Back in my pro-kill days, we had a "cookout" (03/2003) in a meadow on a parcel (Rogers county Oklahoma) where activity was red hot as I had been approached (and screamed at) by a possible family group (~6 individuals) a few months earlier as I rebaited a camera trap (one night) with venison and mallard ducks, taken the previous season.
BTW, the venison and ducks (unplucked, frozen whole) were extrappropriated from the scene w/o a single pic being snapped and w/o a single feather or piece of the venison packaging left behind. This led us to conclude it was not small critters engaged in the larceny.
In reading (at lot, on the BFRO database) it appeared many sightings/encounters occurred when people were doing things (camping, hiking, fishing, etc.) other than out in the woods, with enough ordnance to take out Bolivia and posturing (stalking) through the woods as a predator, thus telling everthing in the forest, we were there to kill.
So, I got the idea to have a cookout down in the bottoms with steaks and all the "fixins" cooked over a Weber kettle and/or in the coals of the campfire. We did just that had had more activity/incidents in that one evening than the previous six months, combined.

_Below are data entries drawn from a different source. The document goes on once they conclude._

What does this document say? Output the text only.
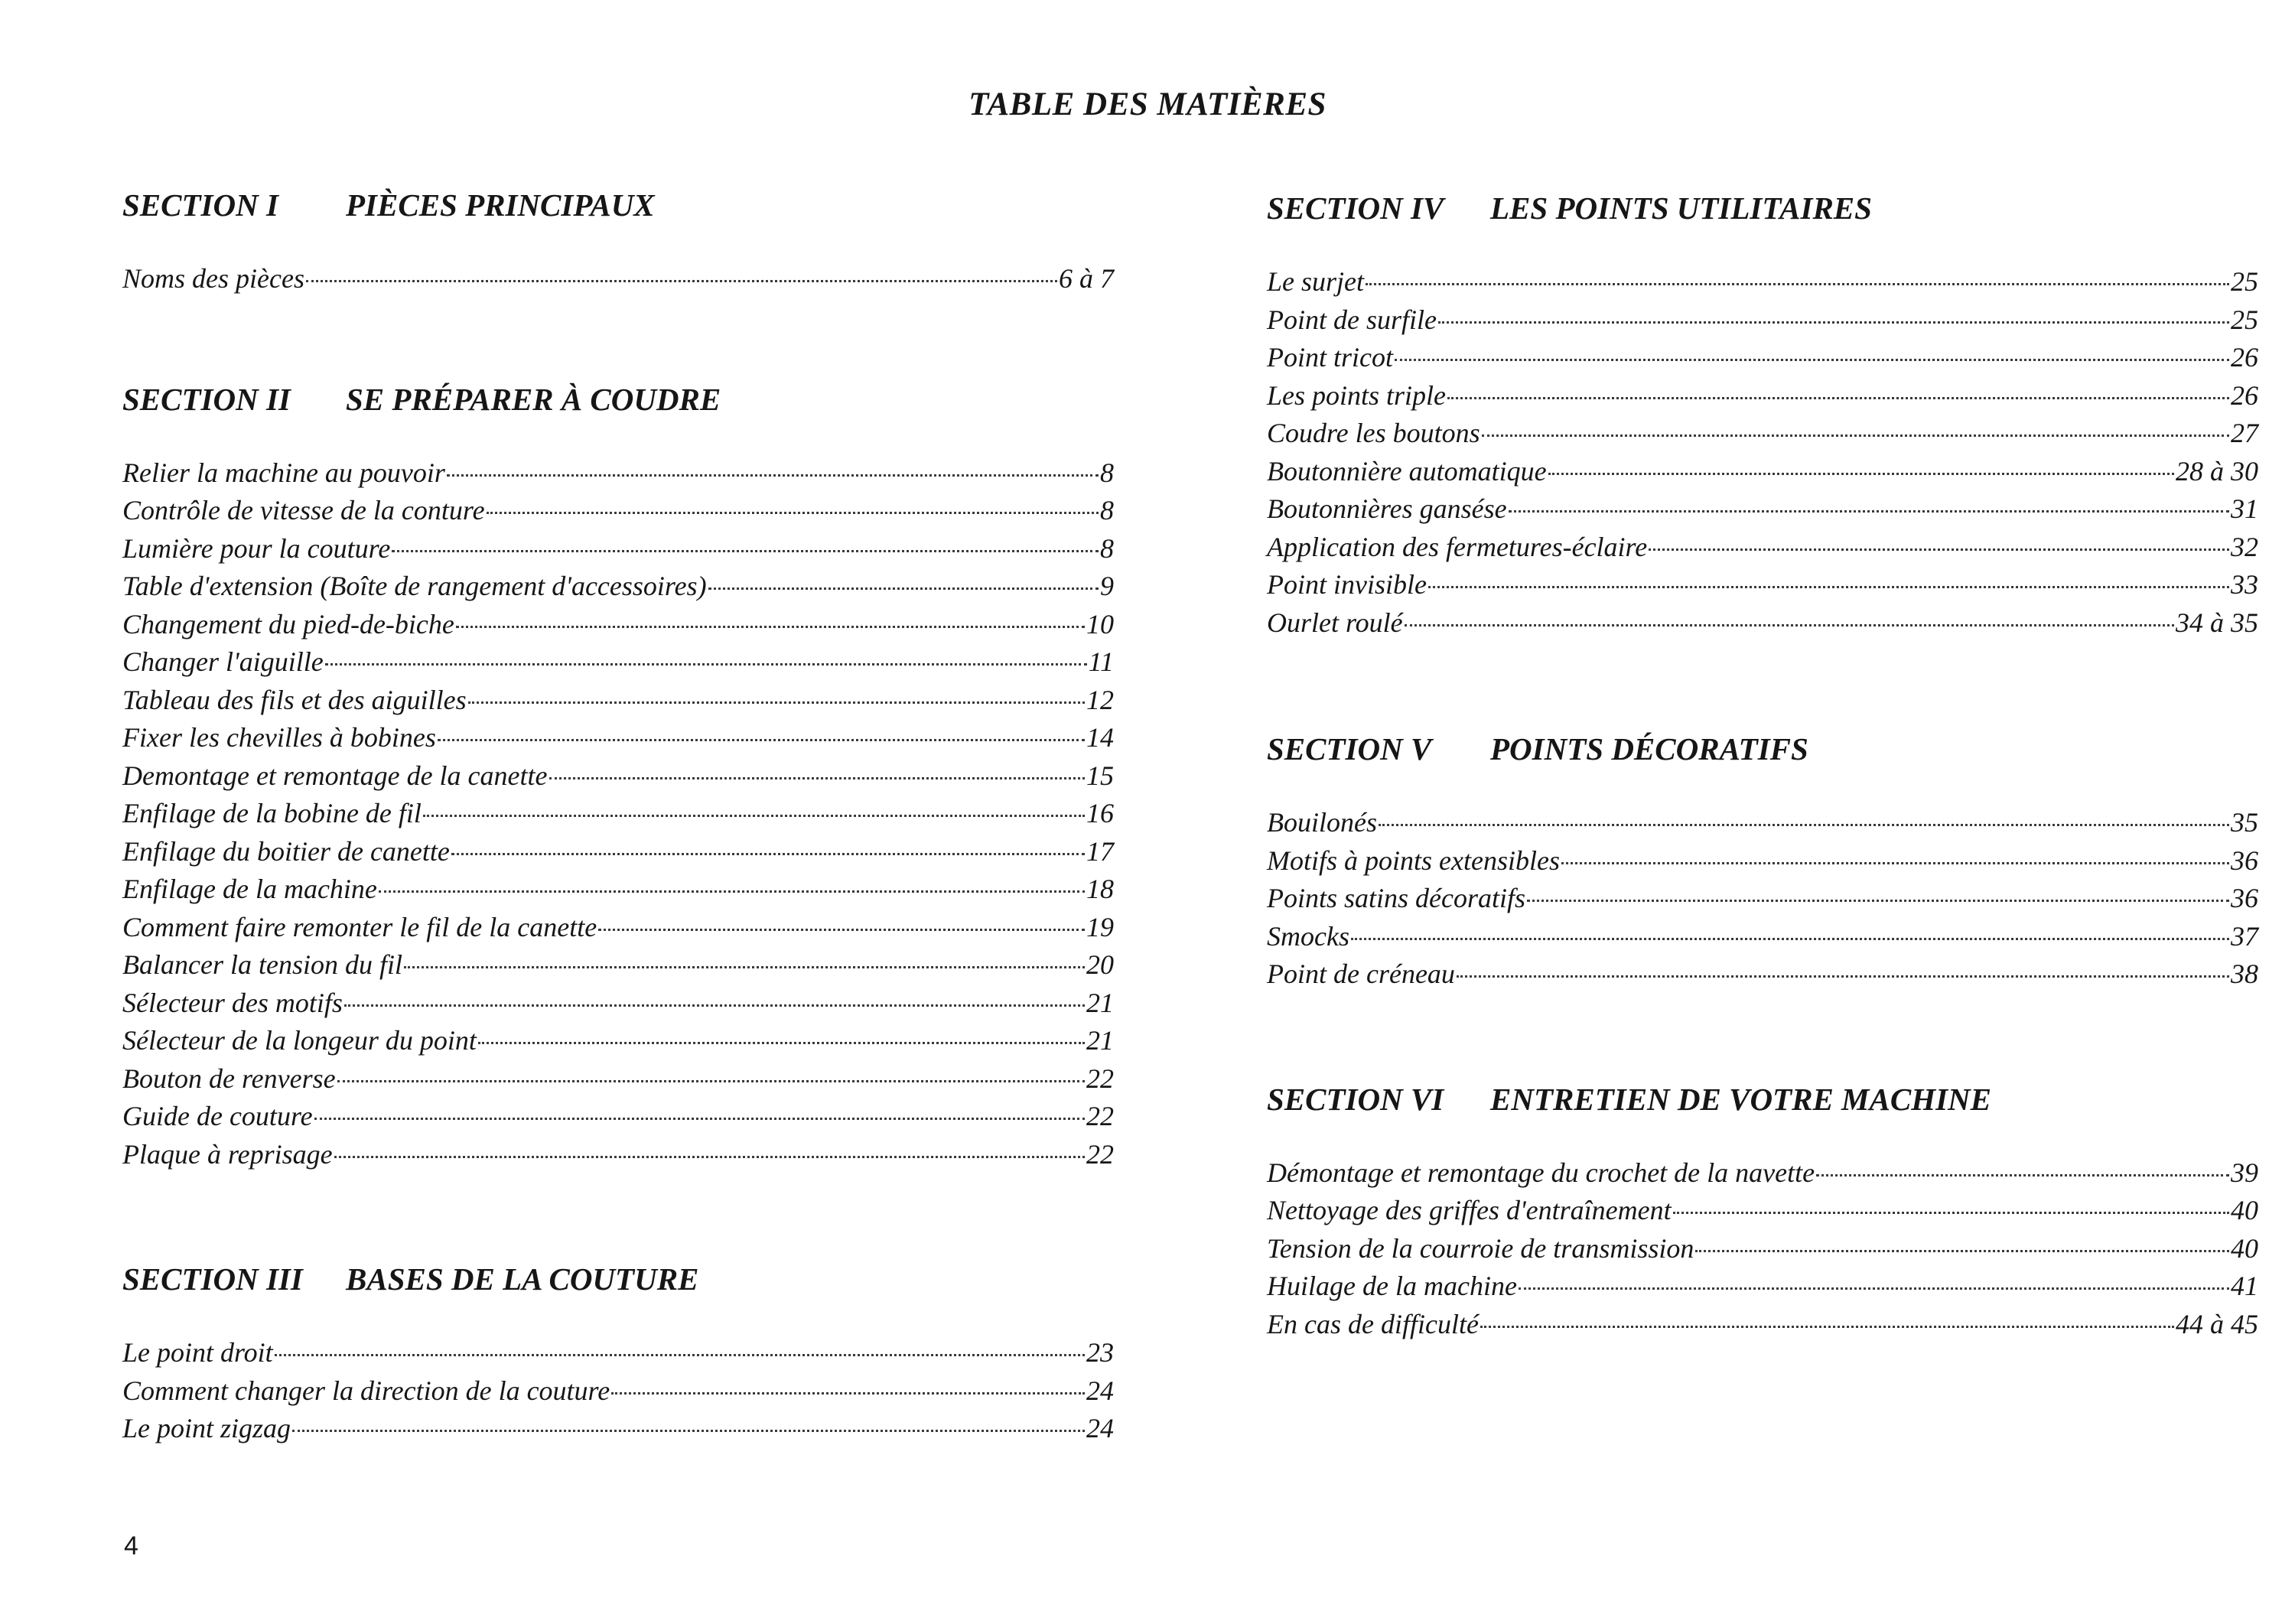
TABLE DES MATIÈRES
SECTION I PIÈCES PRINCIPAUX
Noms des pièces	6 à 7
SECTION II SE PRÉPARER À COUDRE
Relier la machine au pouvoir	8
Contrôle de vitesse de la conture	8
Lumière pour la couture	8
Table d'extension (Boîte de rangement d'accessoires)	9
Changement du pied-de-biche	10
Changer l'aiguille	11
Tableau des fils et des aiguilles	12
Fixer les chevilles à bobines	14
Demontage et remontage de la canette	15
Enfilage de la bobine de fil	16
Enfilage du boitier de canette	17
Enfilage de la machine	18
Comment faire remonter le fil de la canette	19
Balancer la tension du fil	20
Sélecteur des motifs	21
Sélecteur de la longeur du point	21
Bouton de renverse	22
Guide de couture	22
Plaque à reprisage	22
SECTION III BASES DE LA COUTURE
Le point droit	23
Comment changer la direction de la couture	24
Le point zigzag	24
SECTION IV LES POINTS UTILITAIRES
Le surjet	25
Point de surfile	25
Point tricot	26
Les points triple	26
Coudre les boutons	27
Boutonnière automatique	28 à 30
Boutonnières gansése	31
Application des fermetures-éclaire	32
Point invisible	33
Ourlet roulé	34 à 35
SECTION V POINTS DÉCORATIFS
Bouilonés	35
Motifs à points extensibles	36
Points satins décoratifs	36
Smocks	37
Point de créneau	38
SECTION VI ENTRETIEN DE VOTRE MACHINE
Démontage et remontage du crochet de la navette	39
Nettoyage des griffes d'entraînement	40
Tension de la courroie de transmission	40
Huilage de la machine	41
En cas de difficulté	44 à 45
4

What we considered the alpha approached us, 3X in a four hour period, probably wondering if we had cooked him a steak as well. The third time, he came to within ~25 yards of our position when T.E. spotted him across the creek using Gen III NV goggles. When he turned around to face me and his lips were moving but nothing coming out, I knew the big guy was back. T.E. grabbed his shotgun and took off after him with me catching up with him ~125 yards NE of the camp. Told him that whatever it was, we weren't going to run it down but we might run into it in the thicket, and then be on it's terms.

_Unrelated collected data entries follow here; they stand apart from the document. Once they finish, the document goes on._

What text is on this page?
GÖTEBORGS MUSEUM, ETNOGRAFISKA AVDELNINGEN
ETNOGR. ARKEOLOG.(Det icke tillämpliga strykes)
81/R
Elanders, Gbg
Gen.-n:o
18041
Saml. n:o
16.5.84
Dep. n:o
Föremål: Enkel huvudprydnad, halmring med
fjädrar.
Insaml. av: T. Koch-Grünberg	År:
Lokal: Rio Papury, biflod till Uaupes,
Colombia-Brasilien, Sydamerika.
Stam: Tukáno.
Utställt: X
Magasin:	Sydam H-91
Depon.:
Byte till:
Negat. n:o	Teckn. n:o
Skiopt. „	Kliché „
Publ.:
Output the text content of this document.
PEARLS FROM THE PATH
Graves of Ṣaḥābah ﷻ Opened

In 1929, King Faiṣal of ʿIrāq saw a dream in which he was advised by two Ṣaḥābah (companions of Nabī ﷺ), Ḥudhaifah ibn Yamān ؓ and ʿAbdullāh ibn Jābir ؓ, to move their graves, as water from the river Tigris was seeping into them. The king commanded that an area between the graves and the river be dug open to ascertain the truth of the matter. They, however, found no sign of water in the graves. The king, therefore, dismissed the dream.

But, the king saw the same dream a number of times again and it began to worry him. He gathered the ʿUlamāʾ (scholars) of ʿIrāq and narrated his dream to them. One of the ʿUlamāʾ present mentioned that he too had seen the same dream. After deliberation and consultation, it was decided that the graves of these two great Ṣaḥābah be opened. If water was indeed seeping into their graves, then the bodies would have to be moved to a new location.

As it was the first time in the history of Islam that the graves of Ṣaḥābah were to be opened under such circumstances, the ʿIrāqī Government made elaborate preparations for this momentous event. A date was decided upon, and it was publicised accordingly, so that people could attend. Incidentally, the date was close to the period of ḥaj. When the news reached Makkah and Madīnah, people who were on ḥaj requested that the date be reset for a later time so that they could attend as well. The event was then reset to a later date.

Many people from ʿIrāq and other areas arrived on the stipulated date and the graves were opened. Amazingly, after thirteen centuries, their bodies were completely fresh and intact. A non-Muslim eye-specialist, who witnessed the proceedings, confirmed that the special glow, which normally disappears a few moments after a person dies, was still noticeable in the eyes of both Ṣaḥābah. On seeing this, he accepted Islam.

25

We returned to camp and a short time later the other two guys returned (had been in stand #7, ~300 yards diagonal (SSW) of our position) and had three separate sightings (from there) using their Gen III NV binoculars. Anyway, as things seemed to go dead quiet, we decided to pack up and head up to the landowner's house. They left out in the SXS ATV and T.E. & I packed up the grill, etc. and just as I closed the tailgate on the truck, there was a sound of brush moving and a huge crack and then, crashing sound ~75 yards NNE of out position. Told T.E., that was one helluva tree limb that just fell. At the time, it was a full moon, clear, wind NNE @~5MPH and dead quiet.
We drove up to the house and were standing in the front yard discussing the events of that evening when a popping/slapping sound was heard immediately north of the house, coming from what we referred to as rattlesnake canyon. It was a stone, the size of a softball ripping through the limbs/leaves of the trees like a cannonball. It landed with a thud, making a divot ~20 yards from the front porch. At that point, we decided it was time for Elvis to leave the building.
It was the next day when we discovered the source of the crash heard the evening before while packing the camp up. It was towerstand #11, slammed over as a tinkertoy with the top (roof/walls) heavily damaged from the impact. The crack sound turned out to be the landscape nails I had driven into the ~18" diameter hackberry tree next to the NE leg to held brace it in high winds. We found one partial heel print on the ground at the base of the stand as our only evidence of effort expended in doing this deed. It took four of us and the 1500# winch on the ATV, all pulling to right the stand.
That, sir, is the moment I began to truly realize the magnitude and magnificence of what we had been chasing around, like a bunch of schoolkids after a housecat. I also realized how foolish and flat dangerous it was as well and hearkened back to J.W.'s previous admonishment a few months earlier with, "we don't have enough gun".